I welcome your comments on this subject. Perhaps you disagree with me? Or perhaps you agree but are having a hard time calculating one or the other rates using your web analytics application?
Anonymous added the following ...
Hi Eric,
I think this speaks directly to the concept that it normally takes more than one visit for people to convert. This was a point brought up at SES San Jose in the first metrics session–that it takes something like 3.6 visits to convert (based on their study which should not be assumed to be universal truth). But thanks for putting this up. It’s a great reminder that visitor behavior is complicated and takes special care to understand.
Jason
Read my blog here
Eric added the following ...
Anonymous: Perhaps, but this would be a good place to add segmentation to your conversion rates such that you could examine the OCR and BCR in the context of “existing customers” and “new customers” … I would expect, in the situation you describe, the OCR and BCR would be very similar for existing customers (they already know the site and the purchase process, right?) and likely divergent for new customers (depending on the level of consideration associated with the purchase or transaction.)

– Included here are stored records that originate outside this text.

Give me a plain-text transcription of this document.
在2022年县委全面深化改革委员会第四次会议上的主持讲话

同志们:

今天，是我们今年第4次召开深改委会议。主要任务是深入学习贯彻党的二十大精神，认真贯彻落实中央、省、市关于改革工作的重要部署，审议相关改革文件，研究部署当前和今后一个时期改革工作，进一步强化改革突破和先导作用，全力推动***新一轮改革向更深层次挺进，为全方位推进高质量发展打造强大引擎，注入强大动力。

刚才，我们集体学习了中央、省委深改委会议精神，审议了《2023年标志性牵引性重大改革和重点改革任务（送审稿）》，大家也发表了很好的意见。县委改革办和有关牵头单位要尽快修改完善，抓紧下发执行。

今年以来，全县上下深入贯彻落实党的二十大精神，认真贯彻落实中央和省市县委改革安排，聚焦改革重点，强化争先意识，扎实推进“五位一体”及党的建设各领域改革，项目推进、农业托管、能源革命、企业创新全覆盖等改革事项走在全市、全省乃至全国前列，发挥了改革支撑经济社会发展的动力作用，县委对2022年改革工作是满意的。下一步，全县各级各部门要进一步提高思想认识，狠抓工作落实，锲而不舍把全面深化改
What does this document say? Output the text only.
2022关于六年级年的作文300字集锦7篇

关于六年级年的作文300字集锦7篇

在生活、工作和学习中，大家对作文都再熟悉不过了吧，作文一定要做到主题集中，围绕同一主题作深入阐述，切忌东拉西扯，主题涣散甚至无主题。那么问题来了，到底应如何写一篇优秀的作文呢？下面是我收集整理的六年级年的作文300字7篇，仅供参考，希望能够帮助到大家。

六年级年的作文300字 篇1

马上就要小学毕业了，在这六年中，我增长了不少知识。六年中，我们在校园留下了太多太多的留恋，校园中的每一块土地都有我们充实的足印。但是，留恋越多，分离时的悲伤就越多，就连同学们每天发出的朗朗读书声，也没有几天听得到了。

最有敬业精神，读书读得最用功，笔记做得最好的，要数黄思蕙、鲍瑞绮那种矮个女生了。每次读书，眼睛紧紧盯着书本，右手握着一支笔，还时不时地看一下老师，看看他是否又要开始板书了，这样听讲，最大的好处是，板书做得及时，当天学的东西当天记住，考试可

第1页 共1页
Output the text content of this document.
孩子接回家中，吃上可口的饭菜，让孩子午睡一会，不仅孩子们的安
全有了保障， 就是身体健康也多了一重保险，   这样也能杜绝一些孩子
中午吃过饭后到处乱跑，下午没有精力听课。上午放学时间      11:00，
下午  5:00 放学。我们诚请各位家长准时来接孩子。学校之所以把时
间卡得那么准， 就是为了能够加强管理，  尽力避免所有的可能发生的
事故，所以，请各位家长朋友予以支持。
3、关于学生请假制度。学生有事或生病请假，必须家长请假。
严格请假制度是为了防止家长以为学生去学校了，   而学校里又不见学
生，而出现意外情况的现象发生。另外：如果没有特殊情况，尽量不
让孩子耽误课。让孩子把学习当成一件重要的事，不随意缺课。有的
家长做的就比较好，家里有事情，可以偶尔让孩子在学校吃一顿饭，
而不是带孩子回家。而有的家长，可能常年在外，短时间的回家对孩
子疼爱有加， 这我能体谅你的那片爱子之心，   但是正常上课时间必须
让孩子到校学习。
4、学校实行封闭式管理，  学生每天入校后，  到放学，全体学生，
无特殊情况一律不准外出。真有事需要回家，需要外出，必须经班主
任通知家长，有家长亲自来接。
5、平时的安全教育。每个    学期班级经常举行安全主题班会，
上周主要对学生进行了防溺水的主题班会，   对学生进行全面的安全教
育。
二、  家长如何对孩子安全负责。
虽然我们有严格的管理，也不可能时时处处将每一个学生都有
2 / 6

For content and information sites the BCR will describe the propensity to get information into people’s hands while the OCR will describe how easy it is for them to get that information.
Excellent points!
Eric added the following ...
Jason: Not a problem! I mean, on some level I do get why people say “every visit is an opportunity to convert” but in my experience when money or personal information are involved, visitors are more cautious and it may take several visits for the conversion to occur.
Who’s study are you citing? I missed the panel …
Thanks for your comment!
Anonymous added the following ...
Eric: I believe it was the 360i presentation on the first day in the Search Behavior Research Update session. (someone correct me if I’ve given credit to the wrong presenter). They had broken it out by natural listings, paid listing, overall and combined. Combined it was 3.9 clicks to purchase (conversion). This was using a traditional e-commerce model. Other less rigorous types of conversions may have higher click to purchase ratios. However, the visit to visitor ratio is relevant and important for all types of conversions.

Anonymous added the following ...
Agree on the need to look at visitor and visit conversions - however, dose’t it also depand upon the type of business? For example, a purely transactional business where the same customers generally make repeated purchases (a majority of the sales) I would think would rely more on the visit conversion while a content/information site would be more likely to use a visitor conversion.